Product stewardship
Our company has a long legacy of product remanufacturing and recycling. We started our product take-back programme fifty years ago, and since then we have recovered millions of pounds of equipment and components for reuse and recycling. Today, 95 percent of our mailing equipment parts are recyclable. We have established centres throughout the United States, Canada and Europe where customers can return products for subsequent remanufacture, harvesting of parts or recycling. Last year equipment remanufacture diverted 298,183 pounds of waste from recycling to reuse.
We have a robust remanufacturing process that has kept more than 2.1 million pounds of products out of our waste streams in the past five years.
Paper Usage Reduction
Over the past few years, Pitney Bowes has focused on reducing waste from the point of generation, with particular emphasis on office supplies, such as copier paper (one of our largest volume/spend items). Steps taken since 2013 have included the following:
- Defaulted copiers and printers to double sided printing
- Removed local printers and required employees to utilise community printers
- Sent out requests for employees to limit paper usage when possible
- Reduced the printing of company reports such as annual financial reports and this Corporate Responsibility Report
- Discouraged the generation of paper files by reducing file capacity and enhancing electronic file storage options
These initiatives have led to a continuous decrease in paper usage. In just two years, usage in the company’s Connecticut offices has gone from 8.7 million to 4.1 million pages—a reduction of 53%, as shown below. This equates to saving 1566 trees* per year from our 2013 baseline year.
Environment Week for Pitney Bowes India
Throughout the first week in June 2015, Pitney Bowes offices in Noida and Pune held a series of events to encourage employees to adopt environment-friendly products and practices at work and at home. Most events focused on ways to reduce consumption of water, electricity and paper, but the week also highlighted positive steps, such as the planting of trees throughout the grounds around the two facilities.
Harlow Mill UK: Toward a Circular Economy
The long tradition that Pitney Bowes has of product recycling, remanufacturing and reuse aligns perfectly with European Union directives aimed at a circular economy.
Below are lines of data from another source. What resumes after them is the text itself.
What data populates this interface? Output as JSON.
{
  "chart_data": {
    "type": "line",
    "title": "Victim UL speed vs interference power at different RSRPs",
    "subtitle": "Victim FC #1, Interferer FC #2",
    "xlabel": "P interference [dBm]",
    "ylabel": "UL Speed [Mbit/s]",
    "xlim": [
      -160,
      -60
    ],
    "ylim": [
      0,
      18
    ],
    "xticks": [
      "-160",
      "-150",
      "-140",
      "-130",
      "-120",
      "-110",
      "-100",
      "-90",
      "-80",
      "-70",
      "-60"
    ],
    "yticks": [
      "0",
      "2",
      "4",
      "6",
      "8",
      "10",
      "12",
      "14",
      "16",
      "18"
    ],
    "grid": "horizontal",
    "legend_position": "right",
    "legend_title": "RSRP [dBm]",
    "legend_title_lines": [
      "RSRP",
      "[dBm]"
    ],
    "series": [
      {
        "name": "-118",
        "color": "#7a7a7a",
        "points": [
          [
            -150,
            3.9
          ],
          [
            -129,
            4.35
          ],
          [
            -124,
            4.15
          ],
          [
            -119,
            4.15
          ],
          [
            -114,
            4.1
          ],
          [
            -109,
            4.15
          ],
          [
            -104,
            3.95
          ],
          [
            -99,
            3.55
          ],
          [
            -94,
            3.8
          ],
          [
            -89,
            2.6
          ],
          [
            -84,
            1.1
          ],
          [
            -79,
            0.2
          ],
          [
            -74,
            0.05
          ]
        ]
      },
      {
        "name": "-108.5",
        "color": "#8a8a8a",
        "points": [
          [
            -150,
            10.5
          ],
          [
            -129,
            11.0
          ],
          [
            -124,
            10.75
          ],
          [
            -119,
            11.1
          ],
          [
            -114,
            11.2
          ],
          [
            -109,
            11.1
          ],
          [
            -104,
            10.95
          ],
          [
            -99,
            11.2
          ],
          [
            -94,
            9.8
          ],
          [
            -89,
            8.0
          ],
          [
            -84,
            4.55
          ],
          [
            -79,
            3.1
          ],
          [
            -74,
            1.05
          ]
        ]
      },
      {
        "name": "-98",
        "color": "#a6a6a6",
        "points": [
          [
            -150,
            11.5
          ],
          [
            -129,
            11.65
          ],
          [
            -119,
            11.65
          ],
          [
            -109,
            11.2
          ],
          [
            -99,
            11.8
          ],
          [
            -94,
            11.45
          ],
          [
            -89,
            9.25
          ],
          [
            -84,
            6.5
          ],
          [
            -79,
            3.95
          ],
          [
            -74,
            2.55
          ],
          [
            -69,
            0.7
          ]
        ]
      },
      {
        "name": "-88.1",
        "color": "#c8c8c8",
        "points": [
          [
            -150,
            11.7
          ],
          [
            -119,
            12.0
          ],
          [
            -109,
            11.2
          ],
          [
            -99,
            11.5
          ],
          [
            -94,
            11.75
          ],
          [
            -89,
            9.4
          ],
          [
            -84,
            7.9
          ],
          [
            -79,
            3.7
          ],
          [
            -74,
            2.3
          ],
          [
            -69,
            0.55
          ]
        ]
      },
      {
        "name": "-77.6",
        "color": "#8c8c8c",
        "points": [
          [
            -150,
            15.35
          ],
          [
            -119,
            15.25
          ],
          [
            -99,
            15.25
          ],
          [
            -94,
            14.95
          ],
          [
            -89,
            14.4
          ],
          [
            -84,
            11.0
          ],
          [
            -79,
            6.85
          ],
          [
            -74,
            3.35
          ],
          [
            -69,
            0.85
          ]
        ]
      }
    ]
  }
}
Our Harlow Mill facility takes equipment from clients across Europe at end of life for remanufacturing and parts salvage. In 2015 the facility remanufactured 21,454 units, thereby avoiding approximately 754 tonnes of waste. In addition, by recycling 128 tonnes of electronic waste, the facility achieved a 95% recycling rate, well in excess of the 65% recycling target set by the EU’s WEEE Directive.
The core values of sustainable manufacturing are evident throughout the remanufacturing process. Water used to clean ink contamination from parts is constantly reused until too dirty. The water is then sent for treatment, filtered three times, to remove ink particles, before being made available for use again. In keeping with these values, in 2015 the Harlow Mill remanufacturing operation was re-certified to ISO14001 as well as OHSAS 18001 certification through third-party verification.